The north-western boundary of the parish is marked by the River Waveney on the Norfolk border. As well as Bungay, the parish borders the Suffolk parishes of St Cross South Elmham, St Margaret South Elmham, Homersfield, St Peter South Elmham and Ilketshall St Margaret and the Norfolk parishes of Earsham and Denton. The parish council is joined with Flixton and St Cross and St Margaret South Elmham.

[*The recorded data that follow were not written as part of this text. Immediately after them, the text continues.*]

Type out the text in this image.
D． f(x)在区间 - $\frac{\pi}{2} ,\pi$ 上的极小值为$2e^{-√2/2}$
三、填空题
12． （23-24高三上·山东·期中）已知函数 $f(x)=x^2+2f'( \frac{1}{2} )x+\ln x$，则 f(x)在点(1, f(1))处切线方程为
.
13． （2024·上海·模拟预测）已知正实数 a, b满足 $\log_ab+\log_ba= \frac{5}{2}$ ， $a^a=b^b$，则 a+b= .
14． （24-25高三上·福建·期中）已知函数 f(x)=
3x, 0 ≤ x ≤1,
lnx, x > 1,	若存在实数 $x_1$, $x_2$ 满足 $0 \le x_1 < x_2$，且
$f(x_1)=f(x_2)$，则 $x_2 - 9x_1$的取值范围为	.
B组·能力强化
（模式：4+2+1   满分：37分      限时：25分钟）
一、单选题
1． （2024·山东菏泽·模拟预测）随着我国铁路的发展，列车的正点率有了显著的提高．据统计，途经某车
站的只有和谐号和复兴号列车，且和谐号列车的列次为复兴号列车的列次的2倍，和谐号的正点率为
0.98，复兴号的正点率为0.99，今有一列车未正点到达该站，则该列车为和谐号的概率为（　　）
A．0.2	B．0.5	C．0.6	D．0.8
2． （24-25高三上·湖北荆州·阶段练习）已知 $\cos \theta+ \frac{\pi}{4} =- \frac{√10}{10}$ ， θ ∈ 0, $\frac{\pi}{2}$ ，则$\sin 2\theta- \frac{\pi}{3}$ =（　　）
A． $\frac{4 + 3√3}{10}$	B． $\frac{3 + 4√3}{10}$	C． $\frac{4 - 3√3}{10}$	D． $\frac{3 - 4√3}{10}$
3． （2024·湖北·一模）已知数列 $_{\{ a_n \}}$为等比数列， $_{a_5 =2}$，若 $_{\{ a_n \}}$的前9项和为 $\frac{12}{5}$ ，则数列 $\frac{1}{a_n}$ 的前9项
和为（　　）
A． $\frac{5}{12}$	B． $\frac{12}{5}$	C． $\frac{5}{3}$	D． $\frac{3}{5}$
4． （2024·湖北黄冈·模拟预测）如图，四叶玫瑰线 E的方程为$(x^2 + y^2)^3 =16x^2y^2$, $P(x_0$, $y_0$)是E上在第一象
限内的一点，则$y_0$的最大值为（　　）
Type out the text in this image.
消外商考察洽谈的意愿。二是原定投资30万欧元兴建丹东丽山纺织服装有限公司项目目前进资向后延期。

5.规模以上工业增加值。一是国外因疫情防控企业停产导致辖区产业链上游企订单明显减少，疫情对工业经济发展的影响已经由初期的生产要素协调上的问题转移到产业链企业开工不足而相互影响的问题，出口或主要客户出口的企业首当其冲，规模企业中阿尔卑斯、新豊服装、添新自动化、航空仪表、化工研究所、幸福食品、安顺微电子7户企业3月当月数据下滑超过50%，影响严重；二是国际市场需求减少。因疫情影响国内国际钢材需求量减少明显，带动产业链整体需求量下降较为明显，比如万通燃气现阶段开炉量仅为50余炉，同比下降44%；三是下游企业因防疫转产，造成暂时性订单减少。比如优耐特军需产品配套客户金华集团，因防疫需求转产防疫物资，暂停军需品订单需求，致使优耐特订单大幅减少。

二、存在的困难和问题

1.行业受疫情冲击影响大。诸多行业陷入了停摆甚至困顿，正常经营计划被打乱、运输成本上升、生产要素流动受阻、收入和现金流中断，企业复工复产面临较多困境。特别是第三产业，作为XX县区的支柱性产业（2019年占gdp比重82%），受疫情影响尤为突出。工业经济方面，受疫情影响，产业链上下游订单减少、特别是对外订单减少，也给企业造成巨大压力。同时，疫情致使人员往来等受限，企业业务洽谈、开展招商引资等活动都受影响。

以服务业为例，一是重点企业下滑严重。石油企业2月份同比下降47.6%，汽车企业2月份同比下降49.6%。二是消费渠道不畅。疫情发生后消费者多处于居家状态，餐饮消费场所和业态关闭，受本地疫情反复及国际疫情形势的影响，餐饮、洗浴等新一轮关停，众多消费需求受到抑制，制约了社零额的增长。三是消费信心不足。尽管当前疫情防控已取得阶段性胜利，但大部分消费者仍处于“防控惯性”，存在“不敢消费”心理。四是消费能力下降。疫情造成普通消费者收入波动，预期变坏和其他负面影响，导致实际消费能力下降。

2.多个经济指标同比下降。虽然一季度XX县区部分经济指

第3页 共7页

At the 2011 United Kingdom census the parish had a population of 176. It was the site of a medieval Augustine priory and a World War II airfield and is the modern site of two food processing factories and an aviation museum.

==History==
Flixton Priory was founded in the 13th century. The ruined remains of the moated priory are located to the south of the village near to Abbey Farm. These include sections of wall, earthworks and fishponds.

The substantial Flixton Hall provided one of the backdrops for the 1947 children's film The Secret Tunnel, before being demolished in the 1950s.

RAF Bungay was located at Flixton. The World War II airfield was built in 1942 as a base for bombers of the United States Army Air Forces' Eighth Air Force. At the end of the war the airfield was used as a prisoner of war camp and then by the RAF as a bomb store until its closure in 1955. Some areas of the airfield remain, including parts of a taxiway and a war memorial dedicated to the 446th Bombardment Group, nicknamed the Bungay Buckeroos, which was based at Bungay from November 1943 until the end of the war. The Norfolk and Suffolk Aviation Museum is located in the village today.

==Abbey Wood SSSI==
Abbey Wood, located to the south of the village, is an area of ancient woodland designated as a Site of Special Scientific Interest (SSSI). The site covers 18.5 ha and includes a range of woodland species such as oak, ash and hazel as well as the rare woodland floor thin-spiked Wood Sedge, Carex strigosa. The woods were probably once associated with Flixton abbey, the site of which borders the woods.